O incenso da manhã era queimado entre o sangue e os membros; o do entardecer, entre os membros e as libações. Se o Cohen Gadol era idoso ou delicado, aqueciam água para ele e a misturavam à água fria, para que sua frieza se abrandasse. — O incenso diário da manhã era oferecido depois que o sangue do tamid já havia sido aspergido, mas antes que os membros do sacrifício fossem levados ao altar; o incenso da tarde ocupava a posição correspondente entre os membros do tamid da tarde e as libações de vinho que os acompanhavam.
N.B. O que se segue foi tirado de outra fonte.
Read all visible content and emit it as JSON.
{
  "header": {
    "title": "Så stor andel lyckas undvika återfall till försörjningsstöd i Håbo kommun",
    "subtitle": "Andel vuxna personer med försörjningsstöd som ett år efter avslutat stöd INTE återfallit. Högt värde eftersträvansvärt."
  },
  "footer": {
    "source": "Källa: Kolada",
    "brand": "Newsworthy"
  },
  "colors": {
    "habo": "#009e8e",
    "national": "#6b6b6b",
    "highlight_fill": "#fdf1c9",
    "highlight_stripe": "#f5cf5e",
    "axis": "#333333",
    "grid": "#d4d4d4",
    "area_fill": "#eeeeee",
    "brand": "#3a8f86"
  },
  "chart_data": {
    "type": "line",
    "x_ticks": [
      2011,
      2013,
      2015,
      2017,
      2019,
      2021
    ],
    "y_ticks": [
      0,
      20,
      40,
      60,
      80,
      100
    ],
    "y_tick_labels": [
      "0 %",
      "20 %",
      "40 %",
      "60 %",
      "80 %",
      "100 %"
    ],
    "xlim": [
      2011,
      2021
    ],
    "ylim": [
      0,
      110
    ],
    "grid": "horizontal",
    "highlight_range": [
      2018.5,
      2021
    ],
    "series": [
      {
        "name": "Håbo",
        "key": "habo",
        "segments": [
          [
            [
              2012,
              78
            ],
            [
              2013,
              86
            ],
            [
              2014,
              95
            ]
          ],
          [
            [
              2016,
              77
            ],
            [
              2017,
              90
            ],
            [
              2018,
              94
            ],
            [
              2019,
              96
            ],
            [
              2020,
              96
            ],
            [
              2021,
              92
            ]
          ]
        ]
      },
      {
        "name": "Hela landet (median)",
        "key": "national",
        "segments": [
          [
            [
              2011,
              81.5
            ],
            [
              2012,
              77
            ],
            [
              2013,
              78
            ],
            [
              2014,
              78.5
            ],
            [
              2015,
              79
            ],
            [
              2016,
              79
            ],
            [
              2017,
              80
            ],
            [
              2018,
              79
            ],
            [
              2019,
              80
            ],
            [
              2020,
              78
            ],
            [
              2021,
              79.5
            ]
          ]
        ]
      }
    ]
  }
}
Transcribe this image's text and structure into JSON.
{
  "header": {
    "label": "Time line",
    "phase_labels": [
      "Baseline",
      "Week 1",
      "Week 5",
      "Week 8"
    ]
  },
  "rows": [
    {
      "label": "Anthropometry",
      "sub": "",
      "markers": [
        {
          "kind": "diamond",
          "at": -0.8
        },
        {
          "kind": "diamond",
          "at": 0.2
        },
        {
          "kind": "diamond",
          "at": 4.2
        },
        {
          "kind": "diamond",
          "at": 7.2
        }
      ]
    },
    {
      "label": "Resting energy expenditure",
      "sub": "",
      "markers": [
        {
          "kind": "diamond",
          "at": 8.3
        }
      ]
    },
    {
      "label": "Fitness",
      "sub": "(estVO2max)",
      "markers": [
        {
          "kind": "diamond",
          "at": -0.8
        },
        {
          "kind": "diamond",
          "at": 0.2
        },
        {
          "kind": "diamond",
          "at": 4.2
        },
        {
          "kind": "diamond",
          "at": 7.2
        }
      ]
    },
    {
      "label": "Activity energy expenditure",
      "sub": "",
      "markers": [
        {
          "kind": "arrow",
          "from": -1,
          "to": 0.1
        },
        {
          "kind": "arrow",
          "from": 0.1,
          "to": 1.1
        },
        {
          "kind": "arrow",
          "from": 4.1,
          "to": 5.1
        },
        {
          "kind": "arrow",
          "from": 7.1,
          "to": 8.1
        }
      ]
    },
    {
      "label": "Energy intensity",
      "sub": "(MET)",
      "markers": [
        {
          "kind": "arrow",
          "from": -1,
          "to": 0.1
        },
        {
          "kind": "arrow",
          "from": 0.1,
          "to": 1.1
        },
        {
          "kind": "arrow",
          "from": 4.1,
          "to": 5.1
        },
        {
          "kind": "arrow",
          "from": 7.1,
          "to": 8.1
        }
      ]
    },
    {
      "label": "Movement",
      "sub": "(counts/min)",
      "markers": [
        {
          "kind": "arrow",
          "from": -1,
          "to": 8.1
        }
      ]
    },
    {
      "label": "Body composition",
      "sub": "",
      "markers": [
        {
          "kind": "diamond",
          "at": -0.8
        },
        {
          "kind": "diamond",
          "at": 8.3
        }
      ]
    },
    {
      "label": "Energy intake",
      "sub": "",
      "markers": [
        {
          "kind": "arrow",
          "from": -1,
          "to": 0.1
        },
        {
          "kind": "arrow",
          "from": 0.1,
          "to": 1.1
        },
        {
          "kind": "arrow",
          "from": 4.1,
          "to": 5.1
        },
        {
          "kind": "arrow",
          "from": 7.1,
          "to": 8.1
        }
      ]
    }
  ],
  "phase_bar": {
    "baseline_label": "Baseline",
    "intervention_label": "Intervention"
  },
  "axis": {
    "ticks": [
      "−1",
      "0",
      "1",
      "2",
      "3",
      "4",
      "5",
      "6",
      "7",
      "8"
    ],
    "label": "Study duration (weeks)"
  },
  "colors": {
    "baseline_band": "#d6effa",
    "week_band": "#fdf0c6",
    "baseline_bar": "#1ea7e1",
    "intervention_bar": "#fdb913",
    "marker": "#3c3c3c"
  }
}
Quanto às imersões: quando o Cohen Gadol era de idade avançada ou de constituição delicada, permitia-se que aquecessem água na véspera e a vertessem na água fria da imersão, apenas o suficiente para tirar o gume do frio, sem descaracterizar a água como fria.
É este versículo que vincula a queima do incenso ao ato de ajeitar as lâmpadas da menorá, tanto de manhã quanto ao entardecer — a mesma vizinhança que a mishná registra ao situar o incenso entre o sangue e os membros do sacrifício, pois é precisamente entre essas duas etapas que a mishná anterior já havia intercalado o ajeitar das lâmpadas. O Bartenura observa que a mishná não pretende aqui fixar a ordem exata de cada etapa em sequência ininterrupta, mas apenas indicar que a aspersão do sangue e a oferenda dos membros não eram atos consecutivos: entre eles interpunha-se o incenso, e também o ajeitar das lâmpadas, tal como prescrito neste mesmo versículo.
O Rambam, no Perush HaMishná, explica por que aquecer água na véspera para o Cohen Gadol não viola as leis do dia sagrado, e detalha o método usado.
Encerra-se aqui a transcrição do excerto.